Are you a writer? Read this.

Well, you can see what sorts of trouble I can get into when I don’t have a book to write.

We’ve had this conversation quite a number of times here, but this is an interesting take on it.

Here’s a picture for the hell of it.

This falls into the category of remember when it was a really fine thing to be a writer?

Remember when?

Apropos.  I got this from the same website linked to above.

This is absolutely the case


6 replies »

  1. Exactly why I’ve been advised to tuck this book away. Fears/suspicions of a dangerously limited audience for this one leading to low sales and then a dead-in-the-water career.

    Meanwhile, I’m doing freelance production editorial work for book three in a series where all the characters are stuffed animals. A series for adults. It’s every bit as good as it sounds. Published by one of the biggest of big houses. Marketed as literary fiction. The paycheck is barely worth all the silent screaming in my head.

    • Yes, I thought the cartoon was a perfect description of reality in the publishing business. Writers like you (and others among my regular readers) are at the beginning of the cartoon, while I (and too many of my writer friends) are at the end.

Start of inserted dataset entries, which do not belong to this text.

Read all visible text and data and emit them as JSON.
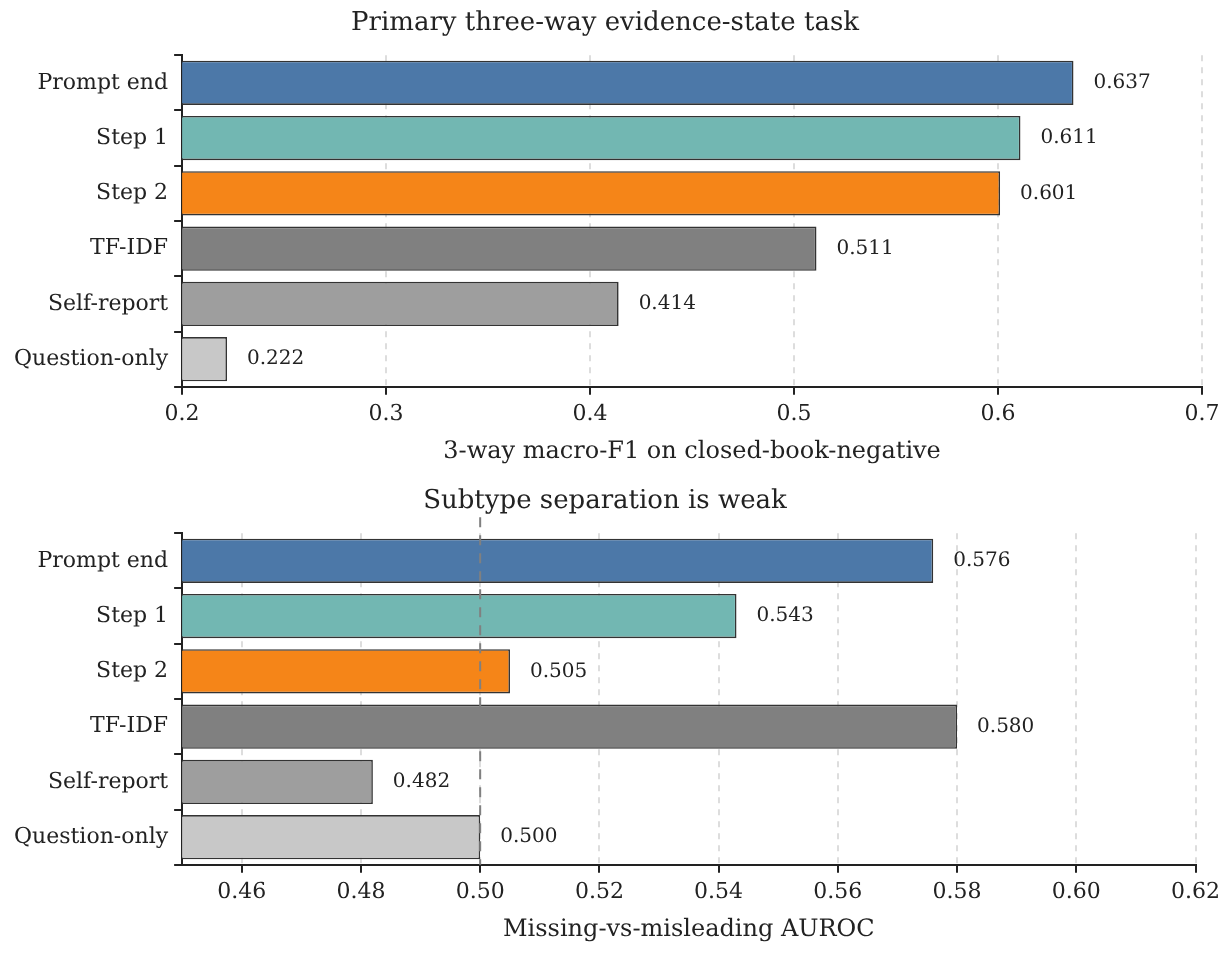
{
  "chart_data": [
    {
      "type": "bar",
      "orientation": "horizontal",
      "title": "Primary three-way evidence-state task",
      "xlabel": "3-way macro-F1 on closed-book-negative",
      "categories": [
        "Prompt end",
        "Step 1",
        "Step 2",
        "TF-IDF",
        "Self-report",
        "Question-only"
      ],
      "values": [
        0.637,
        0.611,
        0.601,
        0.511,
        0.414,
        0.222
      ],
      "value_labels": [
        "0.637",
        "0.611",
        "0.601",
        "0.511",
        "0.414",
        "0.222"
      ],
      "colors": [
        "#4c78a8",
        "#72b7b2",
        "#f58518",
        "#808080",
        "#9e9e9e",
        "#c8c8c8"
      ],
      "xlim": [
        0.2,
        0.7
      ],
      "xticks": [
        0.2,
        0.3,
        0.4,
        0.5,
        0.6,
        0.7
      ],
      "grid": "x",
      "legend": false
    },
    {
      "type": "bar",
      "orientation": "horizontal",
      "title": "Subtype separation is weak",
      "xlabel": "Missing-vs-misleading AUROC",
      "categories": [
        "Prompt end",
        "Step 1",
        "Step 2",
        "TF-IDF",
        "Self-report",
        "Question-only"
      ],
      "values": [
        0.576,
        0.543,
        0.505,
        0.58,
        0.482,
        0.5
      ],
      "value_labels": [
        "0.576",
        "0.543",
        "0.505",
        "0.580",
        "0.482",
        "0.500"
      ],
      "colors": [
        "#4c78a8",
        "#72b7b2",
        "#f58518",
        "#808080",
        "#9e9e9e",
        "#c8c8c8"
      ],
      "xlim": [
        0.45,
        0.62
      ],
      "xticks": [
        0.46,
        0.48,
        {
          "value": 0.5,
          "label": "0.50"
        },
        0.52,
        0.54,
        0.56,
        0.58,
        {
          "value": 0.6,
          "label": "0.60"
        },
        0.62
      ],
      "grid": "x",
      "legend": false,
      "ref_lines": [
        {
          "axis": "x",
          "value": 0.5,
          "color": "#808080",
          "line_style": "dashed"
        }
      ]
    }
  ]
}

      We at the end are still screwed, but at least, since we were around in the good old days, we have some of our books on shelves — before the accountants beheaded us. You, at the start, are doubly screwed; you never got a chance with the first book.

      Talk about Catch-22 in action. You shouldn’t publish your first book because if it doesn’t sell well, you won’t get to publish your second book. Huh? Well, at least there would be one.

      The dismal fact of the matter is, most, by a wide percentage most, writers of literary fiction do not sell in quantities large enough to satisfy the BookScan publishing conglomerate culture. Probably 90% don’t. Maybe one sells just well enough to try a second, but if that doesn’t surge over the BookScan cutoff mark, there won’t be a third — ever. You are essentially blacklisted by mainstream publishing corporations.

      So why so many first novels? It doesn’t cost all that much to print a book, and even less to distribute some copies within an already well-established system, so it’s cheap to take a shot. You don’t have to publish a second book by these writers because there is an endless string of first novelists just waiting for their shot.

      So there is this never ending string of young 1st novelists lined up to be next. The conglomerates are not going to run short of product if they don’t nurture and maintain the producers they already have. Supply is much greater than demand.

      It costs them essentially peanuts to take a chance that one or two of those few thousand first novelists they put in print will satisfy the BookScan bottom line enough to justify trying one more. And who knows, they may get one J Franzan, who will make enough money to pay the bills for all those thousands of first novelists who “failed.”

      That, my dear, is how it works. So proceed in wisdom.